Die Schließung des Suezkanals Ende 2023 zwang die Branche zu Umwegen über das Kap der Guten Hoffnung. Das trieb Preise und Kosten. Mit der Wiedereröffnung normalisieren sich Handelsflüsse und Kosten. Kurzfristig erwarte ich, so wie es das Management von Hafnia selbst skizziert, einen eher neutralen bis leicht negativen Effekt auf die Profitabilität.

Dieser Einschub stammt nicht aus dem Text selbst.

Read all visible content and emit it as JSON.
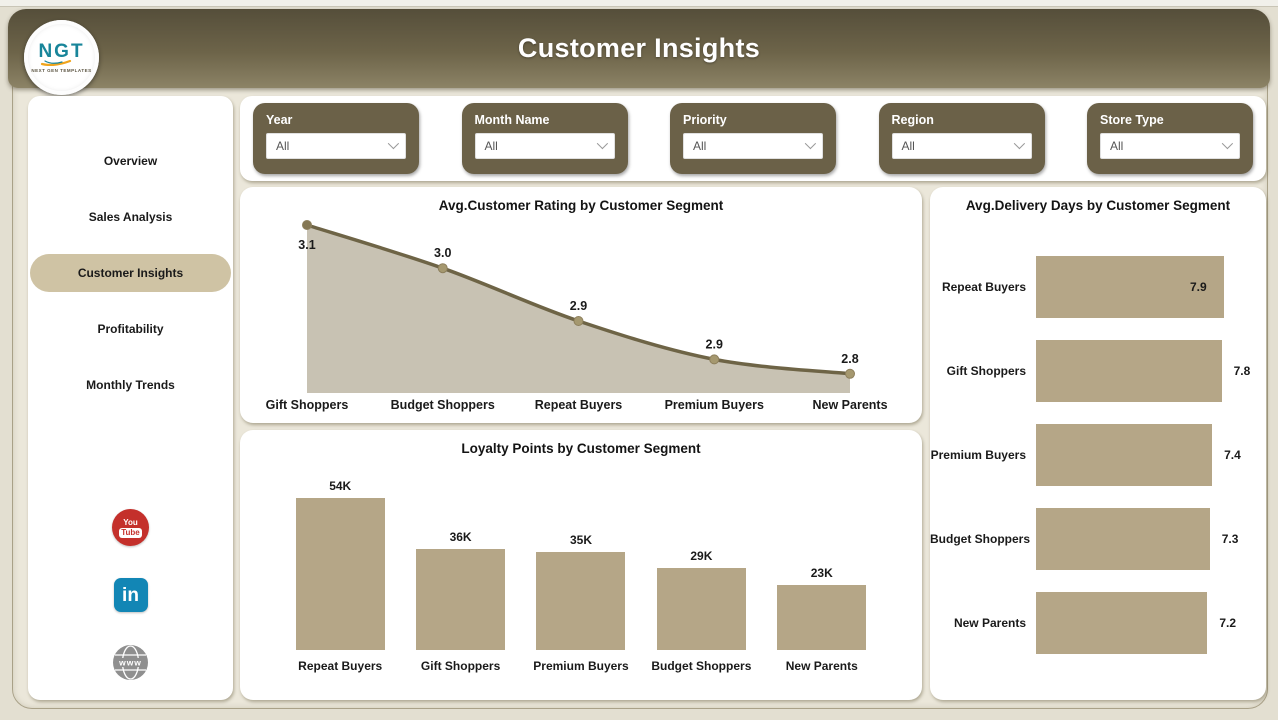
{
  "header": {
    "title": "Customer Insights",
    "logo_text": "NGT",
    "logo_subtext": "NEXT GEN TEMPLATES"
  },
  "sidebar": {
    "items": [
      {
        "label": "Overview",
        "active": false
      },
      {
        "label": "Sales Analysis",
        "active": false
      },
      {
        "label": "Customer Insights",
        "active": true
      },
      {
        "label": "Profitability",
        "active": false
      },
      {
        "label": "Monthly Trends",
        "active": false
      }
    ],
    "social": [
      {
        "name": "youtube",
        "you": "You",
        "tube": "Tube"
      },
      {
        "name": "linkedin",
        "text": "in"
      },
      {
        "name": "website",
        "text": "www"
      }
    ]
  },
  "filters": [
    {
      "label": "Year",
      "value": "All"
    },
    {
      "label": "Month Name",
      "value": "All"
    },
    {
      "label": "Priority",
      "value": "All"
    },
    {
      "label": "Region",
      "value": "All"
    },
    {
      "label": "Store Type",
      "value": "All"
    }
  ],
  "chart_data": [
    {
      "type": "area",
      "title": "Avg.Customer Rating by Customer Segment",
      "categories": [
        "Gift Shoppers",
        "Budget Shoppers",
        "Repeat Buyers",
        "Premium Buyers",
        "New Parents"
      ],
      "values": [
        3.1,
        3.0,
        2.9,
        2.9,
        2.8
      ],
      "value_labels": [
        "3.1",
        "3.0",
        "2.9",
        "2.9",
        "2.8"
      ],
      "value_estimates": [
        3.11,
        3.02,
        2.91,
        2.83,
        2.8
      ],
      "ylim": [
        2.76,
        3.11
      ],
      "xlabel": "Customer Segment",
      "ylabel": "Avg.Customer Rating",
      "grid": false,
      "legend": false
    },
    {
      "type": "bar",
      "title": "Loyalty Points by Customer Segment",
      "categories": [
        "Repeat Buyers",
        "Gift Shoppers",
        "Premium Buyers",
        "Budget Shoppers",
        "New Parents"
      ],
      "values": [
        54000,
        36000,
        35000,
        29000,
        23000
      ],
      "value_labels": [
        "54K",
        "36K",
        "35K",
        "29K",
        "23K"
      ],
      "ylim": [
        0,
        54000
      ],
      "xlabel": "Customer Segment",
      "ylabel": "Loyalty Points",
      "grid": false,
      "legend": false
    },
    {
      "type": "bar-horizontal",
      "title": "Avg.Delivery Days by Customer Segment",
      "categories": [
        "Repeat Buyers",
        "Gift Shoppers",
        "Premium Buyers",
        "Budget Shoppers",
        "New Parents"
      ],
      "values": [
        7.9,
        7.8,
        7.4,
        7.3,
        7.2
      ],
      "value_labels": [
        "7.9",
        "7.8",
        "7.4",
        "7.3",
        "7.2"
      ],
      "xlim": [
        0,
        7.9
      ],
      "xlabel": "Avg.Delivery Days",
      "ylabel": "Customer Segment",
      "grid": false,
      "legend": false
    }
  ],
  "colors": {
    "page_background": "#e3dfd1",
    "canvas_cream": "#ebe7da",
    "header_dark": "#554e3a",
    "header_light": "#8c8366",
    "slicer_background": "#6b6148",
    "active_pill": "#cfc3a4",
    "bar_fill": "#b5a687",
    "line": "#6e6446",
    "area_fill": "#c8c2b3",
    "marker": "#a5986f",
    "marker_first": "#847753",
    "text_dark": "#1a1a1a",
    "youtube_red": "#c4302b",
    "linkedin_blue": "#1286b5",
    "globe_gray": "#8f8f8f",
    "logo_teal": "#18859a",
    "logo_orange": "#f0a41c"
  }
}
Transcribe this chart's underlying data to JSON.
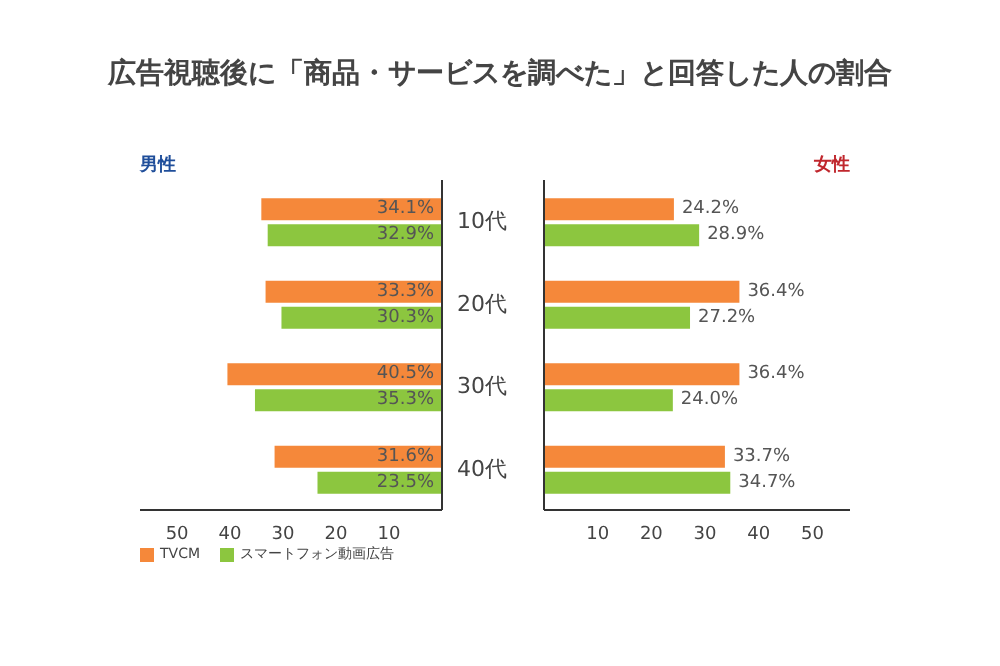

Die US-Sanktionsbehörde OFAC hat Schiffe gelistet, die mutmaßlich in Transporte iranischen Öls verwickelt waren. Diese Einheiten sind im Schnitt 17 Jahre alt – für viele bedeutet das de facto den Weg in den Schrott. Laut Hafnia entspricht die so entfallende Tonnage ungefähr der gesamten Neubaufliste des Jahres 2025. Kommt hinzu, dass potenziell bis zu 410 Schiffe mit Russland-Bezug nachgezogen werden könnten, und große Importländer wie China und Indien problematische Tonnage meiden.
Die Dividende von Hafnia
Kommen wir zur Königsfrage. Hafnia zahlt vierteljährlich – die Ex-Tage lagen zuletzt im März, Mai, September und Dezember. Der Ex-Tag ist der Stichtag, bis zu dem du die Aktie besitzen musst, um die nächste Zahlung zu erhalten. 2025 wurden je Aktie bislang 0,32 Norwegische Kronen (0,03 Euro) im März, 1,04 Kronen im Mai und 1,21 Kronen im September ausgeschüttet. 2024 summierten sich die Zahlungen auf 12,47 Kronen pro Aktie. Das bedeutete zum Schlusskurs vom 30.Dezember 2024 eine Dividendenrendite von 20,5 %.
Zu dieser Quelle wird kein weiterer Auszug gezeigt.